Quei giorni lì gli antifascisti di Vigevano Zanoletti, Leoni, han parlato dal palco e Buttieri che era un cattolico antifascista e han fatto parlare anche Rudich. Sì ha parlato ma era talmente emozionato che… era la popolazione di Vigevano che diceva: -Noi ti accettiamo, noi siamo contro le leggi razziali-. Era l’unico ebreo che c’era a Vigevano

(…)

Cosa volevi come donna dopo il fascismo?
Abbiamo obbligato poi avere le scuole per tutti, non solo le elementari, e poi abbiamo fatto le “150 ore”, abbiam fatto tante cose che altrimenti non c’erano. Sai cosa vuol dire leggere un giornale e capirlo. Ü importante. Poi c’era quello che era intelligente e quello che non lo era, perché quello che era intelligente si faceva da solo, attraverso il giornale (…) Pietro Ingrao lo dice chiaro. Volevamo anche noi la luna, è vero. Io volevo cambiare il mondo, volevo che le donne sapessero… non sapevano neanche… non passavano sotto i panni stesi quando erano incinta perché mettevano al mondo col cordone ombelicale al collo, ma c’era un ignoranza che… una che aveva avuto tre figli –scusa se parlo terra terra- diceva con me , era moglie di un falegname: -Io quando vado con mio marito, poi vado al servizio faccio la pipì e mi lavo e sono a posto- Ma come se è un altro buco!- C’era un’ignoranza! E ti tenevano apposta ignoranti: -Se sono ignoranti trainano il carretto- E le donne dovevano essere ignoranti. Poi a poco a poco, ma la difficoltà che ho avuto io, per esempio volevo che ci fosse la riunione delle donne che lavoravano a casa, a domicilio: -Io non voglio far vedere che lavoro a casa- (…) Non sapevano neanche come son fatte, rimanevano incinta senza sapere perché, ma scherziamo…

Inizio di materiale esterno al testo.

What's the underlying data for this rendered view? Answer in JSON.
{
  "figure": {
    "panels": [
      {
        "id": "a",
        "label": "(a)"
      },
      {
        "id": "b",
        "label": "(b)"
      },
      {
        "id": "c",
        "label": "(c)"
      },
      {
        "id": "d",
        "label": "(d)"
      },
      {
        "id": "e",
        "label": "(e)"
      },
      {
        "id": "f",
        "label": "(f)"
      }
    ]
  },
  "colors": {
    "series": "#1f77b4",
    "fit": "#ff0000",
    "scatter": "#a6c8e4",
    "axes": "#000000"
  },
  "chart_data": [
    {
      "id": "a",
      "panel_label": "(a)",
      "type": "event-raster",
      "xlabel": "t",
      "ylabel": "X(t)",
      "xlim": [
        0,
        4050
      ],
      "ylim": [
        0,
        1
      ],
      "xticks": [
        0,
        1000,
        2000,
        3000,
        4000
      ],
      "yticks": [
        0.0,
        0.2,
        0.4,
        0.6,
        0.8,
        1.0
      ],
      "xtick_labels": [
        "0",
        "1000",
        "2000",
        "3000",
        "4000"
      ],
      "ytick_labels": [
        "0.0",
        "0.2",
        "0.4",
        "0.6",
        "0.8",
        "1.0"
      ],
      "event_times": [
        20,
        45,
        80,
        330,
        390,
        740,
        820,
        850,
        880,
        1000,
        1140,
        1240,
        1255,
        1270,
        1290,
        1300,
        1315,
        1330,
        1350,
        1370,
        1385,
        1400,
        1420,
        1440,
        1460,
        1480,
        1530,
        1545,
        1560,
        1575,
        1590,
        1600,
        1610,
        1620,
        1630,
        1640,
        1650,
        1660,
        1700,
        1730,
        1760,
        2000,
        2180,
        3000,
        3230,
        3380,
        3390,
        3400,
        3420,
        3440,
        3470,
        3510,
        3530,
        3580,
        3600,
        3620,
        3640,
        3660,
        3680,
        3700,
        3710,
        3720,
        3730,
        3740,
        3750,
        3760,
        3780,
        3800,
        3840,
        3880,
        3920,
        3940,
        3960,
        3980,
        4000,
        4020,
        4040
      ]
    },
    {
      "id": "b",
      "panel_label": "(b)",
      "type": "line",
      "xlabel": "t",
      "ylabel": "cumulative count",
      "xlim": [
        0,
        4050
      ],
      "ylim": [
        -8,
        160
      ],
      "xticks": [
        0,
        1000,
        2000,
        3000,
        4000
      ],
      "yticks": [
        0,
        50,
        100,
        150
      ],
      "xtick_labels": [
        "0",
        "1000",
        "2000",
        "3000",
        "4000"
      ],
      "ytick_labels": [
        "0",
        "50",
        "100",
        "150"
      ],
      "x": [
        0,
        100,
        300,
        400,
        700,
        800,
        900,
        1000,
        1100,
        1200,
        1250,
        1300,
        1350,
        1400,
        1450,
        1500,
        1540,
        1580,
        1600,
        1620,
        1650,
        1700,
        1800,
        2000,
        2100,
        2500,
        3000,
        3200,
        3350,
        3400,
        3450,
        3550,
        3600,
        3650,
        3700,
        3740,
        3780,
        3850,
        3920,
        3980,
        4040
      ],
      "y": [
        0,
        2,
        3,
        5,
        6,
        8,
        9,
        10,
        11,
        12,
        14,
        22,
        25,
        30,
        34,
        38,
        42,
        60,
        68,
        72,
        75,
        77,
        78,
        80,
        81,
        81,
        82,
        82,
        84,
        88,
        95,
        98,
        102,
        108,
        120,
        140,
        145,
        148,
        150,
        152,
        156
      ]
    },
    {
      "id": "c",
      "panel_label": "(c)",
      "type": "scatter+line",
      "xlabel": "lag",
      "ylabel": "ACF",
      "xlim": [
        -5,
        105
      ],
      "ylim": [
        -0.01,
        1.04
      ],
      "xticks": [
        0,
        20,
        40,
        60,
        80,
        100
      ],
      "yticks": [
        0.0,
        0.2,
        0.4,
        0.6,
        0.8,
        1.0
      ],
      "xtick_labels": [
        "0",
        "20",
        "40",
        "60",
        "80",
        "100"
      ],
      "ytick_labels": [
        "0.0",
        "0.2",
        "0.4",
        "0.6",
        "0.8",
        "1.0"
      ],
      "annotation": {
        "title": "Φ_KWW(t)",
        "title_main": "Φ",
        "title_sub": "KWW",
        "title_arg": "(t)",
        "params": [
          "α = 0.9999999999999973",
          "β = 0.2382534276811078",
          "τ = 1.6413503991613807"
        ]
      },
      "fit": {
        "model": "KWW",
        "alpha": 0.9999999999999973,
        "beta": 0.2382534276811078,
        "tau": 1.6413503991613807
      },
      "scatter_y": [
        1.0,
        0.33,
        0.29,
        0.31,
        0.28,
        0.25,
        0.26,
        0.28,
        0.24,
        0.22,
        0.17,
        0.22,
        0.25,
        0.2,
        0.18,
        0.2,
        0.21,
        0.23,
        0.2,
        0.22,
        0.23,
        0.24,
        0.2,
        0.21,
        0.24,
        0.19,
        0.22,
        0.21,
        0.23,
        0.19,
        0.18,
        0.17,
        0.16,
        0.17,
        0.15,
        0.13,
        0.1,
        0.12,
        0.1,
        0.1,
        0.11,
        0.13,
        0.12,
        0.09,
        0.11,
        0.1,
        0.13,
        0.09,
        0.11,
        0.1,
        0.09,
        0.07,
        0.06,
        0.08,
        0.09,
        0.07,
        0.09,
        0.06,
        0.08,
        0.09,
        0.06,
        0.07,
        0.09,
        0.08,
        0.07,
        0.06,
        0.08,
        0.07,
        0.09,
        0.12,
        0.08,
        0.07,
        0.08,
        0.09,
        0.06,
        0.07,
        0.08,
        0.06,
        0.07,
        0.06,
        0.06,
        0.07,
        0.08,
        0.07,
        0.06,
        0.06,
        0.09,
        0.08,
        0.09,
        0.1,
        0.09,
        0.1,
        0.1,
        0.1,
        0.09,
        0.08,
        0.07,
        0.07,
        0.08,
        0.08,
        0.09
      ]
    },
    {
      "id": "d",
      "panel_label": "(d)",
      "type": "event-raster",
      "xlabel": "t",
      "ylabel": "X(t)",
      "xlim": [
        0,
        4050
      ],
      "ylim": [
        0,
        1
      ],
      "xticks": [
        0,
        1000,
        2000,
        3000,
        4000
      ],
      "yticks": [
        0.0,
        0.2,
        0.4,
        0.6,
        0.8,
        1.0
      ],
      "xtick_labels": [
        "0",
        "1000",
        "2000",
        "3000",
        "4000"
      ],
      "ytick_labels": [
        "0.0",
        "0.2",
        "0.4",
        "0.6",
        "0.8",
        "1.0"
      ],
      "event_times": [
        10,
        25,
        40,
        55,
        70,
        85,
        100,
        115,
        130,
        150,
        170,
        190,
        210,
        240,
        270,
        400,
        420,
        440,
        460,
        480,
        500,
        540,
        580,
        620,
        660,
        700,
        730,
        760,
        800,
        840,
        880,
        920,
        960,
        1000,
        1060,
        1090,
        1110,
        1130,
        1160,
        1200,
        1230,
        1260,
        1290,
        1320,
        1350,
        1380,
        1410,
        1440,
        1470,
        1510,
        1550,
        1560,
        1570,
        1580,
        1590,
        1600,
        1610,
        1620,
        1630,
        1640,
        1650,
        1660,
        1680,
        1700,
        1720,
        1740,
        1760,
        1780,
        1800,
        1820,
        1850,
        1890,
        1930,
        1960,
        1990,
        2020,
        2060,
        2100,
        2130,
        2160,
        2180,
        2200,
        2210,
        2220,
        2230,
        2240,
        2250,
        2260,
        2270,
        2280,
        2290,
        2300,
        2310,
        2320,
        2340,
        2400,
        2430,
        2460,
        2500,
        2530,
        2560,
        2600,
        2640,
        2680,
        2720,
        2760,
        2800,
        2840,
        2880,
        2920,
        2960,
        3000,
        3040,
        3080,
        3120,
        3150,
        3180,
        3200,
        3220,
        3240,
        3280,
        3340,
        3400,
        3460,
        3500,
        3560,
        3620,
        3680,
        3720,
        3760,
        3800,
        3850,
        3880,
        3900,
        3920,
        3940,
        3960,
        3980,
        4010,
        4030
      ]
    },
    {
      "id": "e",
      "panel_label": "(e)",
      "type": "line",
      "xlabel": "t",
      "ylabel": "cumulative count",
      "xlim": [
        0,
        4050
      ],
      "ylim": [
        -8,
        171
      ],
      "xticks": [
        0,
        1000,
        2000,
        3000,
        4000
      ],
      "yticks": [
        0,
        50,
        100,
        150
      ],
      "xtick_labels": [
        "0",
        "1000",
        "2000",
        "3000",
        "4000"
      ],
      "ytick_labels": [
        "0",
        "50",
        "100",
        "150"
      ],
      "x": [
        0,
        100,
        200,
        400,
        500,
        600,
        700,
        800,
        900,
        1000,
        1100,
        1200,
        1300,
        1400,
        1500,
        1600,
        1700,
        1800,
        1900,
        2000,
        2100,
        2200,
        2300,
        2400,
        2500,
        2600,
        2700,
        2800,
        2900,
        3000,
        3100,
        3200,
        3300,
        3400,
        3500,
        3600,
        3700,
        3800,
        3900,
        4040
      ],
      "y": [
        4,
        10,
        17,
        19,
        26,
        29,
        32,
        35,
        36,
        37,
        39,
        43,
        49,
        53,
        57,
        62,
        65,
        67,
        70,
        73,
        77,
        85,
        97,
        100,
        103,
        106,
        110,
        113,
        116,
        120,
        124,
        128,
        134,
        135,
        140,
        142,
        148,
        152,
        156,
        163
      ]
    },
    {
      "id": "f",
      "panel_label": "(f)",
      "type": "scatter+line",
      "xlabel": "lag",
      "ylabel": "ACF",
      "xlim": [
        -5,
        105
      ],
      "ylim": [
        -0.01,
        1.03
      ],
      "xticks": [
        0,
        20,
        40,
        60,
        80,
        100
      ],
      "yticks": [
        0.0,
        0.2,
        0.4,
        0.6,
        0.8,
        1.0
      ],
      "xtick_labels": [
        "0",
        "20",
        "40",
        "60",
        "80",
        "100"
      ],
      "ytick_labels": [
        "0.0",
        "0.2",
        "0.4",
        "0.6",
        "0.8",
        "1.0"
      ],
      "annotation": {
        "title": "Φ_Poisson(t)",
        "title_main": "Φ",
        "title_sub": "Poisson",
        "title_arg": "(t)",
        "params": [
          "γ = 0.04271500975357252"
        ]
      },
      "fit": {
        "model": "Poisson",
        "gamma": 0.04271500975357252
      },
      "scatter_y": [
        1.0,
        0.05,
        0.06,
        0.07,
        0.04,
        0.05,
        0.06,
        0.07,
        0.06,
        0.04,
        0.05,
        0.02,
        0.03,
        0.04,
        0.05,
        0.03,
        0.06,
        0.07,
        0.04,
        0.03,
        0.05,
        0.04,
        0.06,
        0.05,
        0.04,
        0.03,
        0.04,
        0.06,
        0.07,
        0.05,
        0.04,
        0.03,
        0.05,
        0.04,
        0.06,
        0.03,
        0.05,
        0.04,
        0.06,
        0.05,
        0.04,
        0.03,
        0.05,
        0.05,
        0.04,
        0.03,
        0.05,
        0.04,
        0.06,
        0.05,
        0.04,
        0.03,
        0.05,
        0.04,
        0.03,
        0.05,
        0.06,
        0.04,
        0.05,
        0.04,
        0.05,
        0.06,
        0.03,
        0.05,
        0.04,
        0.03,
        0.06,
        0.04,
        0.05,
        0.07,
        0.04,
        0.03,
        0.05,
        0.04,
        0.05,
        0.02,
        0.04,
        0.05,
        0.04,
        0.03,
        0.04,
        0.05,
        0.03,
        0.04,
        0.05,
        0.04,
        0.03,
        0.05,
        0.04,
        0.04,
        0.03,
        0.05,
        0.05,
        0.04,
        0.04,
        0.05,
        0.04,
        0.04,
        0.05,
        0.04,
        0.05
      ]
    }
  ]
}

Se dovessi fare una riflessione conclusiva…
Per me che sono donna è stata una liberazione, nel senso che ho capito che dovevo far crescere le donne e dovevo combattere con gli uomini, perché eran dei maschilisti certi, non c’era niente da fare (…) le loro mogli le tenevano a casa chiuse. Mio padre diceva: -Fino a quando ci saranno quegli uomini lì, per voialtre non ci sarà la libertà.

Ma la guerra e la Resistenza hanno voluto dire molto..
Per me sì, sono stati i giorni migliori della mia vita, perché avevi una speranza in un futuro, che non c’è stato, ma avevi la speranza in un futuro che fosse tutto cambiato, tutto onesto… non ne parliamo. Anche per le donne, perché se cresce una donna cresce anche l’uomo che c’è insieme, eh! (…) Volevamo la luna, volevo la luna anch’io.